Además de una estructura soberbia en la historia que nos cuentan, la película tiene una fotografía y colorido casi de videojuego. Es una maravilla. Sobre el azul del cielo y el ocre del desierto (que se vuelven gris sobre gris por las noches) se desarrolla la más vistosa, espectacular y entretenida (¡mucho!) persecución de la historia del cine.

Escena destacada:

Cuando el camión de Furiosa y las chicas ha de parar para que el motor se enfríe, y Max se aleja para cubrir la retaguardia. Sin muchas palabras. Regresa, y no dice tampoco una palabra. Su regreso es explicación suficiente. Se lava la sangre con el líquido de un balde. Es leche materna, le dicen. Y él solo levanta los ojos, y sigue lavándose son ella. Qué más me da, dice su mirada; sólo quiero limpiarme la sangre.

Tecnología destacada:

Los vehículos, por supuesto, porque no hay nada más que sea tecnológico. He leído en varias partes que los modelos de los coches son de los 70 y 80 no porque quieran mantener deliberadamente la estética de las viejas películas, sino porque los coches modernos dependen de CPUs y microchips que ya no puede hacerse que funcionen. Solo queda la mecánica pura y dura.

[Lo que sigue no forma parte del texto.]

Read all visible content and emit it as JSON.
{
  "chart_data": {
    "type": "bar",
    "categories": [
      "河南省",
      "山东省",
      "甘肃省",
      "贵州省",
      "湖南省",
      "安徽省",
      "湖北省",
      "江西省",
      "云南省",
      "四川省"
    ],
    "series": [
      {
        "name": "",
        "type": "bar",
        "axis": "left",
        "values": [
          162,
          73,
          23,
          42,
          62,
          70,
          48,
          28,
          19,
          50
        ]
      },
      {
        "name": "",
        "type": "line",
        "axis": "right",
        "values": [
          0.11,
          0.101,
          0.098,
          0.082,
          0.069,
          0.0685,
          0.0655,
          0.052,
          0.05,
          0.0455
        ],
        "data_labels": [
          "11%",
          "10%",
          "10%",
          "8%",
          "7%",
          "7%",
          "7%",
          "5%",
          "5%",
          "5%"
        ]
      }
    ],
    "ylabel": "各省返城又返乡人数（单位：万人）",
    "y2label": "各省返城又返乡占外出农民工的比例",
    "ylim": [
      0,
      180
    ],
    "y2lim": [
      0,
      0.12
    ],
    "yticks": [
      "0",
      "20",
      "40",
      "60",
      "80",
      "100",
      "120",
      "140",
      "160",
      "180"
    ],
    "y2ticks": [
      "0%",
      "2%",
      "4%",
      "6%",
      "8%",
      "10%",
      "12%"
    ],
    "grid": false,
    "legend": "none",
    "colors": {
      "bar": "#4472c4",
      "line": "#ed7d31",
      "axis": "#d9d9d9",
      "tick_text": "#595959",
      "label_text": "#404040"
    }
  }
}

Pero lo asombroso no es el tunning al que han sometido a todos los vehículos, sino que sean capaces de mantenerse en equilibrio a la vez que en marcha. Porque tanto blindaje, tanta torreta, tanto mástil… necesariamente ha de alterar el equilibrio del vehículo. Por ejemplo, el vehículo del guitarrista, y el de los tamborileros, debería ser apenas capaz de maniobrar sin volcarse, y eso por no hablar de la inercia extra que supone toda la estructura que han montado encima del mismo. Sin ir más lejos, el vehículo de Nux, con el peso añadido en el morro de unos cien kilos, entre el peso de Max y el del arnés que le sujeta, no debería ser capaz de virar tan rápido como lo hace sin volcar. Y no hablemos de avanzar a toda velocidad sin una rueda. Eso sí, con tal despliegue de elementos, deberían tomar nota los del Orgullo Gay para sus próximas cabalgatas. En esta película tienen mucho en lo que inspirarse.

Frases para la historia:

Max: La esperanza es un error. Si no puedes arreglar lo que está roto, te vuelves loco.

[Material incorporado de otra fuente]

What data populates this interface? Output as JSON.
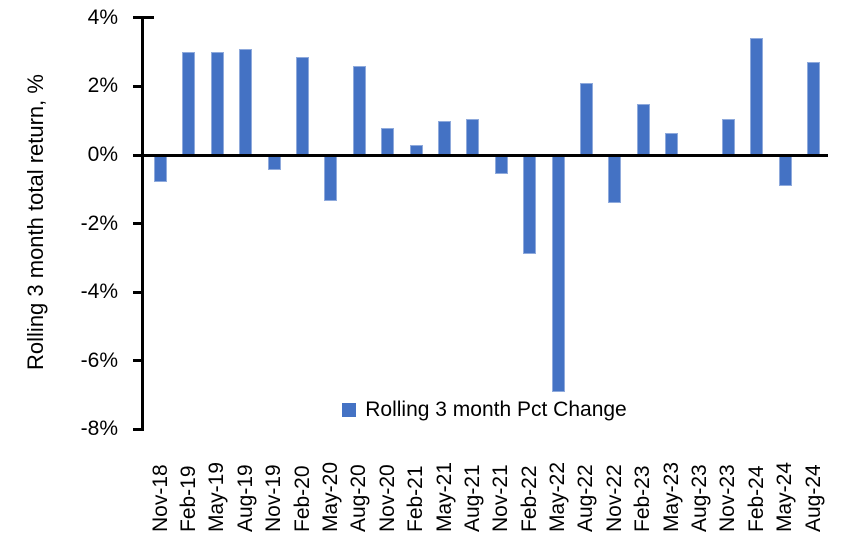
{
  "chart_data": {
    "type": "bar",
    "title": "",
    "xlabel": "",
    "ylabel": "Rolling 3 month total return, %",
    "legend_label": "Rolling 3 month Pct Change",
    "legend_position": "bottom-center",
    "grid": false,
    "ylim": [
      -8,
      4
    ],
    "ytick_step": 2,
    "yticks": [
      {
        "label": "4%",
        "value": 4
      },
      {
        "label": "2%",
        "value": 2
      },
      {
        "label": "0%",
        "value": 0
      },
      {
        "label": "-2%",
        "value": -2
      },
      {
        "label": "-4%",
        "value": -4
      },
      {
        "label": "-6%",
        "value": -6
      },
      {
        "label": "-8%",
        "value": -8
      }
    ],
    "categories": [
      "Nov-18",
      "Feb-19",
      "May-19",
      "Aug-19",
      "Nov-19",
      "Feb-20",
      "May-20",
      "Aug-20",
      "Nov-20",
      "Feb-21",
      "May-21",
      "Aug-21",
      "Nov-21",
      "Feb-22",
      "May-22",
      "Aug-22",
      "Nov-22",
      "Feb-23",
      "May-23",
      "Aug-23",
      "Nov-23",
      "Feb-24",
      "May-24",
      "Aug-24"
    ],
    "values": [
      -0.8,
      3.0,
      3.0,
      3.1,
      -0.45,
      2.85,
      -1.35,
      2.6,
      0.8,
      0.3,
      1.0,
      1.05,
      -0.55,
      -2.9,
      -6.9,
      2.1,
      -1.4,
      1.5,
      0.65,
      0.0,
      1.05,
      3.4,
      -0.9,
      2.7
    ],
    "bar_color": "#4472C4",
    "bar_border_color": "#8FAADC",
    "axis_color": "#000000",
    "text_color": "#000000"
  }
}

O lo que es lo mismo: Fe sin obras es fe muerta . Por otro lado, en esta frase Max se está describiendo a sí mismo. En este sentido este Max de 2015 es mucho más sólido que el que habíamos visto hasta la fecha. Pero, ojo, porque además Max está usando esta frase en un sentido más amplio para describir a todos los que viven en su mundo. Max puede estar tocado del ala, tanto o más que Nux, por ejemplo. Pero en tanto Nux es un crío con mentalidad de crío, Max es un adulto y habla como tal a otros adultos. Por eso Nux no tiene arreglo posible, pero Furiosa y Max, sí.

Calificación global:

Me gustó mucho. Entretenida, sólida; acción espectacular y muy bien organizada. Una fotografía preciosa. Y un reinicio del personaje de lo más prometedor. Volvería a verla, sin duda. Sospecho que siempre habrá algún detalle más que podría disfrutar.